In the illustration below, (a) two "child" polygons are touching; prior to sorting they are unionized(b) and the final results are shown (c).

In the illustration below there is an intersection (a) with the "parent" polygon. The two rectangles are first booleanized (b) and then the dembedding sort is performed resulting in (c).

Notice that this result is not entirely equivalent to the results one would obtain using a "scan line" function. The scan line would produce something more like the illustration below:


Function Syntax

int Deembed
( int** XY1_arr, int * pair_num1_arr, int N1,
  int*** XY_arr, int** pair_num_arr, int * N,
  int bdll_handle );

Prior to calling the Deembed function the caller must first populate the input data set. The illustration below shows graphically how this is done. In this example, our input data set consists of 6 polygons:

The number next to each polygon indicates the order that it appears in the array of pointers.

The Arrays

An array of pointers is passed - this array points into the memory where the coordinate data for each polygon has been placed. An array of integers indicates the number of vertices for each polygon. The integer N1 indicates how many polygons in the array.

The De-Embedded Polygons

Due to the fact that some unionization may occur, the list of returned polygons is not necessarily identical to the list of input polygons -- therefore one must return the same sort of data structure -- i.e. an array of pointers to the XY coordinates, a list of vertex counts for each poly and an integer N, indicating how many polys are returned.
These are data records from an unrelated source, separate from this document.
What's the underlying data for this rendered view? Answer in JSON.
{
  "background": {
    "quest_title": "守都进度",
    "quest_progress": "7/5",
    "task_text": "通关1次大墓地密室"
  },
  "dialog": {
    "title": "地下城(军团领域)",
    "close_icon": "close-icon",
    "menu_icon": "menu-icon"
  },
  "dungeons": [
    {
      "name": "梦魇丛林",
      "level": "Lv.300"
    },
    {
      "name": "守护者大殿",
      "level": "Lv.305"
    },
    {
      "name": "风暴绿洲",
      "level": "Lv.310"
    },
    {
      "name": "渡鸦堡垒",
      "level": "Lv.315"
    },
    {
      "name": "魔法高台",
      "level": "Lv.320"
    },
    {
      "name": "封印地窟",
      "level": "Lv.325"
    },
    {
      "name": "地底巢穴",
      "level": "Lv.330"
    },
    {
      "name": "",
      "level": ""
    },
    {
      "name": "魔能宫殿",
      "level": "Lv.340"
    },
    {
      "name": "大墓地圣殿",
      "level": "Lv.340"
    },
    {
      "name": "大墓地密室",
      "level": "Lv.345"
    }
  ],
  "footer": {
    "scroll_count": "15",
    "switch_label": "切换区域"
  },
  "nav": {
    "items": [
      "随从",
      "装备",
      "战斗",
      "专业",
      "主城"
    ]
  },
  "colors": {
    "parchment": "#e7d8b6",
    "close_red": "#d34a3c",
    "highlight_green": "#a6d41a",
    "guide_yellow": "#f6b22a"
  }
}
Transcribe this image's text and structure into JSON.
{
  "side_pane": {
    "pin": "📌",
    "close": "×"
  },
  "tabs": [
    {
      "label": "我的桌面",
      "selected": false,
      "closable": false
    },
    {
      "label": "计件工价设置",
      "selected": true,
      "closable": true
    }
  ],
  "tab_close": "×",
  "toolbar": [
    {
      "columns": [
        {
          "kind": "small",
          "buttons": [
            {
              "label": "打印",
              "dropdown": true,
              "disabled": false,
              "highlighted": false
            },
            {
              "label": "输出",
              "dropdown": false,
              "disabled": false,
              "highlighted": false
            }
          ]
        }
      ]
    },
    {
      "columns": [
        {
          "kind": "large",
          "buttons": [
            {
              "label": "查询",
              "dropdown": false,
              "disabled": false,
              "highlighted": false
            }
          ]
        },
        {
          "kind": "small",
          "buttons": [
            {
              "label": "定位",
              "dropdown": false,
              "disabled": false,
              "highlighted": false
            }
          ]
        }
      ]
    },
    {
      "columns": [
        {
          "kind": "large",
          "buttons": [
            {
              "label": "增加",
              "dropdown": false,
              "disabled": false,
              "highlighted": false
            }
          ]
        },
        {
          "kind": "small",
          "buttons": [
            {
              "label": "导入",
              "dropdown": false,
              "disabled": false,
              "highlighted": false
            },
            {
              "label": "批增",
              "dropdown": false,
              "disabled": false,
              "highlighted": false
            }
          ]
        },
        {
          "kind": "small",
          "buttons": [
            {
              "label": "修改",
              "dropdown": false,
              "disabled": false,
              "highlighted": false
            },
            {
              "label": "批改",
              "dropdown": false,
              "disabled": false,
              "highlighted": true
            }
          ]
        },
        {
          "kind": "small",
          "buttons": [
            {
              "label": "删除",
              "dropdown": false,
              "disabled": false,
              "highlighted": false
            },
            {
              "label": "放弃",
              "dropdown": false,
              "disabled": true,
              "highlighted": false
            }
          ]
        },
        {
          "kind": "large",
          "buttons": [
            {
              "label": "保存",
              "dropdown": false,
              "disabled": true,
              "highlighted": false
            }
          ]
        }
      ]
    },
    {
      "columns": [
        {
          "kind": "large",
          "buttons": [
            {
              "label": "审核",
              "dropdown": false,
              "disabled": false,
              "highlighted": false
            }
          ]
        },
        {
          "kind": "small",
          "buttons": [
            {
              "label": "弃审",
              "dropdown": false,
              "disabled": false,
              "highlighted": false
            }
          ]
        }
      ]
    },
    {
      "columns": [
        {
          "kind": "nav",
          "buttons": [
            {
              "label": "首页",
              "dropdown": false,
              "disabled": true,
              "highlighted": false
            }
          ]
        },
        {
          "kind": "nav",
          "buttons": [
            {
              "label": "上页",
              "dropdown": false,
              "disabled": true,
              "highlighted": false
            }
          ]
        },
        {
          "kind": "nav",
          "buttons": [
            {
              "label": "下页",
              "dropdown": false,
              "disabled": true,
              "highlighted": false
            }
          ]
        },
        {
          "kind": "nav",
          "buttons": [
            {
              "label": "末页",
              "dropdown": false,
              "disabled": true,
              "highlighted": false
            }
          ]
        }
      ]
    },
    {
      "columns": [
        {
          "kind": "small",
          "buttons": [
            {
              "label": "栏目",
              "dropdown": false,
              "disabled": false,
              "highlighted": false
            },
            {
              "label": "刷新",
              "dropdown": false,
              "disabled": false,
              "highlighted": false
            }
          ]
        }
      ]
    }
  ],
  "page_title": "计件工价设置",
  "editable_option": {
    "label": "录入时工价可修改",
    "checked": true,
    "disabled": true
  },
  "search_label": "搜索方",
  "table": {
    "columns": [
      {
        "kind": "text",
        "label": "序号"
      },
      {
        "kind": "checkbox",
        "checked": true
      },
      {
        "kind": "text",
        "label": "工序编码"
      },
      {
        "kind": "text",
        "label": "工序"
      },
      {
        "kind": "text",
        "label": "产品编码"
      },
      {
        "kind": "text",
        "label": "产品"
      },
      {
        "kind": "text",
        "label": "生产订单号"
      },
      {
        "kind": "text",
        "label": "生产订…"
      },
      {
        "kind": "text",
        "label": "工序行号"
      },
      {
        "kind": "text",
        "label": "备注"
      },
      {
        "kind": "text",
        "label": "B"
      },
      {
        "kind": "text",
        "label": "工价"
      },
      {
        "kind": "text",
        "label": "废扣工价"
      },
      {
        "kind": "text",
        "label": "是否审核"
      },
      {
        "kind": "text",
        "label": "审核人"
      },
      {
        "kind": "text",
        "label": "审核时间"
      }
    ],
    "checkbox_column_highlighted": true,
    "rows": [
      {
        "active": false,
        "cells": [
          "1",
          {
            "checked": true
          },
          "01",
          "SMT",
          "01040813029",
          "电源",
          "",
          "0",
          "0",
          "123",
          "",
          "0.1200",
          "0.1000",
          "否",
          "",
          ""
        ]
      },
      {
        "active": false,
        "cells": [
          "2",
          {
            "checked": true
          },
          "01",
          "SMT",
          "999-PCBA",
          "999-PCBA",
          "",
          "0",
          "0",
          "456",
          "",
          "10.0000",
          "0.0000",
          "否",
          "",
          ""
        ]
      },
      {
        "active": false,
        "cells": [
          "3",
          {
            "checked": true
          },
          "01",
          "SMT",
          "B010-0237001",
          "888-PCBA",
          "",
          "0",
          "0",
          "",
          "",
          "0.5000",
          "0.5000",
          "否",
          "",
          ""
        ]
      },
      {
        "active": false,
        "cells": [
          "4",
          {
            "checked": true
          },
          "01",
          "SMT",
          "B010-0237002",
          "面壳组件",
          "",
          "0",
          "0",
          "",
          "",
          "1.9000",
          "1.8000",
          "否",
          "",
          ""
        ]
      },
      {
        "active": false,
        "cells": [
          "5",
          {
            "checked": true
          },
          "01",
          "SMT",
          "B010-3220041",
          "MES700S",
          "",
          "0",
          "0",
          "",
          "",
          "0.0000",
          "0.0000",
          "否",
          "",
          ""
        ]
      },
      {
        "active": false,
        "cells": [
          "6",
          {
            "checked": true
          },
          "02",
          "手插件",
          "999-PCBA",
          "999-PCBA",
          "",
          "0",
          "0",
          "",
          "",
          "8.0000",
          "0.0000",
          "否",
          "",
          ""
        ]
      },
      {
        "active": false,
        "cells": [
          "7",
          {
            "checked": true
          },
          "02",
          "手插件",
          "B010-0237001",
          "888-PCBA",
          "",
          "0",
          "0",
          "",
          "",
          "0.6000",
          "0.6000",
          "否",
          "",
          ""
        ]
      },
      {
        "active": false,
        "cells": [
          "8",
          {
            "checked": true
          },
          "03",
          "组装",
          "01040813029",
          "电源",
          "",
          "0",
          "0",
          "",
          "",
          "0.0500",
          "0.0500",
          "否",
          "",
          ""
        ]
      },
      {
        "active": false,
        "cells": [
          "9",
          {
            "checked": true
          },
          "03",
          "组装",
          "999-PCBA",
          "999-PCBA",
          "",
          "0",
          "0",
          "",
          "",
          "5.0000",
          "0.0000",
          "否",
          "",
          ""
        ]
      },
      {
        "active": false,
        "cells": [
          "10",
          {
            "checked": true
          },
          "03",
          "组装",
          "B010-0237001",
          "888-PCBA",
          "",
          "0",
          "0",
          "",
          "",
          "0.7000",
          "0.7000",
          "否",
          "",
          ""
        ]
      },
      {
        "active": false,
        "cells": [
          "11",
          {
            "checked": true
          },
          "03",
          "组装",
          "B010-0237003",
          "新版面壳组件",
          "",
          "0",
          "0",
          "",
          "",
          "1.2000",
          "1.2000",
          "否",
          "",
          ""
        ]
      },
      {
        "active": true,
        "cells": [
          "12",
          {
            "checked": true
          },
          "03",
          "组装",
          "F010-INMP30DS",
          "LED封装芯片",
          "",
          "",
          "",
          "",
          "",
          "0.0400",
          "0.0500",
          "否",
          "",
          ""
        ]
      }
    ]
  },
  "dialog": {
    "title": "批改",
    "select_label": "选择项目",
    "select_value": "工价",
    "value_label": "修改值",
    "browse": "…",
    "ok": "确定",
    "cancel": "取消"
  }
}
The primary difference is both in the order of returned polygons and how parent/children are marked.

    First, the polygons are returned in the order parent,child,child,child ... parent,child,child where the children of a parent follow the parent. Of course, there may be no children for some parents.

    Children are marked by their vertex count - a negative value for vertex indicates that this polygon is a child.